One year after Oracle Corp. introduced Oracle Accelerate -- a program through which it offers bundles of rapid-deployment tools and applications preconfigured for specific vertical industries and situations -- some partners have said the semi-customized approach has changed the way they do business.
Competition in the enterprise resource planning (ERP) software solution market has become fierce in the midmarket, as Oracle, SAP, Microsoft, Salesforce.com and others vie for the small and medium-sized businesses (SMBs) that account for the bulk of the 8% growth in a segment that totaled $30.6 billion in 2006, according to IDC.
Both Salesforce.com's and Microsoft's Dynamics on-premise and Software as a Service (SaaS) offerings are aimed squarely at the midmarket, as is SAP's Business All-in-One. Last month SAP launched Business ByDesign, a separate product for smaller companies.
Oracle's strategy is to take advantage of the vertical-market integration work it and its channel partners have already done, by bundling specialized applications and integrated versions of Oracle E-Business Suite, JD Edwards EnterpriseOne, PeopleSoft Enterprise and Siebel with tools that help channel partners roll out the applications quickly.
The tools are called Oracle Business Accelerators and include, for example, an automated setup routine that can automate much of the work of configuring business process workflow by asking the customer specific questions and applying the answers to the implementation.
Currently, partners are offering over 40 Oracle Accelerate software applications for industries including engineering and construction, financial services, high technology, industrial manufacturing and life sciences. Another 200 ERP software solution applications are being developed around the world, said Tony Kender, senior vice president of Oracle's Global Accelerate Program Office.
But for channel partners, the strength of the program is its ability to shorten project implementations, reduce costs and increase customer base.
"It's a game-changing program," said Don Landrum, vice president of Norcross, Ga.-based CD Group Inc., which has been with the program since it started and developed one of the 16 new Oracle Accelerate solutions announced last week.
"Before the program, the shortest implementation we ever saw was probably six months, and some were two years. Now I would say a typical implementation might take anywhere from 60 days to seven or eight months at the most," Landrum said.
With less time for implementation, the CD Group has reassigned its employees, who now spend less time on each project.
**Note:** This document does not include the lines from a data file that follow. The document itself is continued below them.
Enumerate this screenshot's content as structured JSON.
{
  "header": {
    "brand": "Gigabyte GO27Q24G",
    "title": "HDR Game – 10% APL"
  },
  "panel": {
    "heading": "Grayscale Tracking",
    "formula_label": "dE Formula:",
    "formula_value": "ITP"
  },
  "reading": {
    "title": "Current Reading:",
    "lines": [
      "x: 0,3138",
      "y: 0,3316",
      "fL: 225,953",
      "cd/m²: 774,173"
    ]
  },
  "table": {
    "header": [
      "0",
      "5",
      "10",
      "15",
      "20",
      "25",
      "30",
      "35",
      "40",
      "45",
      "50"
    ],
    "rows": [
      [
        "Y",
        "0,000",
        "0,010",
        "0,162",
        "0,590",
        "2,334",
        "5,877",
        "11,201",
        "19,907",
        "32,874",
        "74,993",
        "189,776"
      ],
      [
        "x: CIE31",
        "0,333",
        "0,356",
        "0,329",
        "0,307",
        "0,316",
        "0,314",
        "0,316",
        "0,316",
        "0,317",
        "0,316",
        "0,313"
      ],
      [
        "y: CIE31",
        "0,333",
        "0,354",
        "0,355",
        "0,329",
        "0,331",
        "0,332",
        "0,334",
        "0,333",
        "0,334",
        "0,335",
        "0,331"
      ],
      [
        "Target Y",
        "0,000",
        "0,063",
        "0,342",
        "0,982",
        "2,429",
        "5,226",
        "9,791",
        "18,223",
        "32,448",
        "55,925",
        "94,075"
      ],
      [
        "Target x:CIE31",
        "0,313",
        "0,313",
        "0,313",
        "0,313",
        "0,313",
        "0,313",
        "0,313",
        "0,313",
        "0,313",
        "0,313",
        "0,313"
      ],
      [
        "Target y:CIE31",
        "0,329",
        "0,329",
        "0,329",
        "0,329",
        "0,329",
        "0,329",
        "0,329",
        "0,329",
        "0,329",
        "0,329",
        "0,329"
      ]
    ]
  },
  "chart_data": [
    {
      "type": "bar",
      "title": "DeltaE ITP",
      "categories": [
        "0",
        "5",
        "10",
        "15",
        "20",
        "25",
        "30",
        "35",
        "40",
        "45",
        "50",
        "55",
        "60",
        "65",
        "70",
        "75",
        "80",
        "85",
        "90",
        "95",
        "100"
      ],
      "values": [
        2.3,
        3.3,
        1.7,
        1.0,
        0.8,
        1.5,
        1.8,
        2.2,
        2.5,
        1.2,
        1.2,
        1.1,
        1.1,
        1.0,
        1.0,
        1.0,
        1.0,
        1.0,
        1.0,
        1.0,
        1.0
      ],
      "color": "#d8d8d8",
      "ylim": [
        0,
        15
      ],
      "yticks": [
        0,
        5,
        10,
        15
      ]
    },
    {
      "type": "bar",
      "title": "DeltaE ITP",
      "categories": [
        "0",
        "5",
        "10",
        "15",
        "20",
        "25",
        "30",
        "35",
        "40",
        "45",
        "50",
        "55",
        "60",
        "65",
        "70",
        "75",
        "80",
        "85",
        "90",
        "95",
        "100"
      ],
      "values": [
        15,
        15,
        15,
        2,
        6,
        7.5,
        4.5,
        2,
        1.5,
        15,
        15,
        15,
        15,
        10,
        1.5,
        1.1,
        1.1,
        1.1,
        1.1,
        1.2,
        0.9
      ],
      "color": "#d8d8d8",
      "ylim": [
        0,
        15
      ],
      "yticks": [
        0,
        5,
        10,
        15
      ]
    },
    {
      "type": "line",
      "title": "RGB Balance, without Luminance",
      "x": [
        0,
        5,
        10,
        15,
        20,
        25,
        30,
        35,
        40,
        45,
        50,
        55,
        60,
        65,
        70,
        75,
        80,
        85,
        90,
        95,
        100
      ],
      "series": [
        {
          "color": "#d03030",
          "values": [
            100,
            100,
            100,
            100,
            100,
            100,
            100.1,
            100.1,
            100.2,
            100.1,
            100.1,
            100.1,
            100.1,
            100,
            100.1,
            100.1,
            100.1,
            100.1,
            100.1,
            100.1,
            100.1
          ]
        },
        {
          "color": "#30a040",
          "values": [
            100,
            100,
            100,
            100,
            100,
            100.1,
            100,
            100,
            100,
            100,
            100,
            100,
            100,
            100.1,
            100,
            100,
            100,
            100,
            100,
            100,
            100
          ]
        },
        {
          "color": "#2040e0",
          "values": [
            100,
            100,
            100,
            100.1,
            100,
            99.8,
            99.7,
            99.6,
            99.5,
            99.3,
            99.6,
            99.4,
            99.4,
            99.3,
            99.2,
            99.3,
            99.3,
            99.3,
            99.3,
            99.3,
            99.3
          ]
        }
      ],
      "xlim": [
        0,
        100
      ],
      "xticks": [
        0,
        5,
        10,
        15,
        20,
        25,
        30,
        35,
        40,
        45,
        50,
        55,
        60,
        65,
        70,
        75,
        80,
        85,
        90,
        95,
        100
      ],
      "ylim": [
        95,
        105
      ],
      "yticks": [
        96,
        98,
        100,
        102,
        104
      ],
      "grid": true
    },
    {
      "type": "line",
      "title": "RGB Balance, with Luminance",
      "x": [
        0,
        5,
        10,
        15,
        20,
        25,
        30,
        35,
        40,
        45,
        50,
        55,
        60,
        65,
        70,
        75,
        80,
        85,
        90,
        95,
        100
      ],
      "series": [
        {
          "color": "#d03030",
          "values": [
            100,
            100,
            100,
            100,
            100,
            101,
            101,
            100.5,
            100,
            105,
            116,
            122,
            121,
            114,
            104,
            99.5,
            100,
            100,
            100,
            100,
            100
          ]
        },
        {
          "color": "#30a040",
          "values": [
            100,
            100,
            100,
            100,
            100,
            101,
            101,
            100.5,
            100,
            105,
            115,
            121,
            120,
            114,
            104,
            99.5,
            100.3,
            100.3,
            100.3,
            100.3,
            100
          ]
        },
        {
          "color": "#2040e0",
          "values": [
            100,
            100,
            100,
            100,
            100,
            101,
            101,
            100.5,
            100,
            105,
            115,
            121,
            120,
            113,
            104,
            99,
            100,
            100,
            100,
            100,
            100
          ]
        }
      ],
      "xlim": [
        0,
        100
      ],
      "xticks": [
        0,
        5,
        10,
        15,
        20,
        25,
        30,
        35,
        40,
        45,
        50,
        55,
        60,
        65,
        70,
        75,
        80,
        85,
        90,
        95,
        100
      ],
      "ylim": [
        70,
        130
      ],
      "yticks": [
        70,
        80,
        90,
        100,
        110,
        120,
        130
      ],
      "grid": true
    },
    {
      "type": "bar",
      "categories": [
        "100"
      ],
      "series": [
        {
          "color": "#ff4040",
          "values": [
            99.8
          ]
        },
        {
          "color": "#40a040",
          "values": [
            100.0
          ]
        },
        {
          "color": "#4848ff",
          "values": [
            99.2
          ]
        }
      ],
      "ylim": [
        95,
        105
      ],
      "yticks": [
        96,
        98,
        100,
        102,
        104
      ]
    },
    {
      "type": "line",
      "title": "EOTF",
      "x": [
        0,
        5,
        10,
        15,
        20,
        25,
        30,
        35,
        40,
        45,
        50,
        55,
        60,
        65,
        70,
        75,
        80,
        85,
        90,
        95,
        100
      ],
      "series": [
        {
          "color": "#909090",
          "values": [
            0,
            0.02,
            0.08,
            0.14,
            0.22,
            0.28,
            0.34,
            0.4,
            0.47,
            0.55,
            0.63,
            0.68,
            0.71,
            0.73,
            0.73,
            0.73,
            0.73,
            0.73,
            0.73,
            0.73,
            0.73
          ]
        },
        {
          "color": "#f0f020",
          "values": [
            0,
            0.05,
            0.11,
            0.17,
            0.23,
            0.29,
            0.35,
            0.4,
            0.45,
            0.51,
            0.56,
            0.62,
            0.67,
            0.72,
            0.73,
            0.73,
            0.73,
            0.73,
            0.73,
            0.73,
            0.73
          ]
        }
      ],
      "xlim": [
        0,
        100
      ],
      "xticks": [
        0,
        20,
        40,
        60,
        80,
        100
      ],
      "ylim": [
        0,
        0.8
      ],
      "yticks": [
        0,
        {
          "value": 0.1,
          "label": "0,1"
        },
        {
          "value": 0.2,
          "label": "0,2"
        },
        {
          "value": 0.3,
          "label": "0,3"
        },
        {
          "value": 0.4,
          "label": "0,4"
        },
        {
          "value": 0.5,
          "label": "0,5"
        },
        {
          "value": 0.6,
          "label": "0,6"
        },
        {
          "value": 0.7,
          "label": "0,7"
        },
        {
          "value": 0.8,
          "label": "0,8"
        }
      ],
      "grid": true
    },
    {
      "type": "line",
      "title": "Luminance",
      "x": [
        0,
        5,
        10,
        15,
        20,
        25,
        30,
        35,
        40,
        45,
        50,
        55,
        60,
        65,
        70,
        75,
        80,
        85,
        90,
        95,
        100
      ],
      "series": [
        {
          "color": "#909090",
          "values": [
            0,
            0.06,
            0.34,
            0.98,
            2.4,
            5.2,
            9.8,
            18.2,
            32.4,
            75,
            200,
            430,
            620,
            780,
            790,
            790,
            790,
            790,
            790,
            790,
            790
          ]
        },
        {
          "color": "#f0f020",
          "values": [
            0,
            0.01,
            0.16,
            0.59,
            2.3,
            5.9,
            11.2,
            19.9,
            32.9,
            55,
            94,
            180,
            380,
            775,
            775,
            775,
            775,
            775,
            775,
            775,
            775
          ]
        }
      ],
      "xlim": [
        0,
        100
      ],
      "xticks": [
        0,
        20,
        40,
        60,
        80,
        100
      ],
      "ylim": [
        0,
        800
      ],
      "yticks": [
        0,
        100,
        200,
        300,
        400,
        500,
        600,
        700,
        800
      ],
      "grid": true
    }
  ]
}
The company has had to change its business model, as well, so that it can keep up with the need to work with many customers on comparatively short implementations rather than a few customers with longer project cycles.
"We are in 50% more deals right now than we were a year ago," Landrum said.
Additionally, the cost to the customer is reduced depending on the deal, by as much as 50%, Landrum estimated.
"A faster implementation means it's easier for us to capture those dollars," said Margot McDonnell, vice president of sales for King of Prussia, Pa.-based Business Technology Services Inc.
McDonnell said customers going through a long, phased implementation might start with financials, then move to human resources and supply chain applications.
"By the time you get nine months into the project, either they've become much more self-sufficient or they stop, because we could never get to phase two or phase three. It's easier for us to capture those dollars earlier," McDonnell said.
In addition to accelerating the sales cycle, Oracle offers Accelerate partners greater access to Oracle intellectual property, support, referral programs, co-marketing resources and -- most importantly -- pricing discounts, according to Simon Jacobson, senior research analyst with AMR Research Inc.
"Prior to putting in this program, there had been issues with the cycle time of being able to get feedback from the field, which [hindered] partners from giving an appropriate discount and in some cases kept Oracle out of some deals," Jacobson said.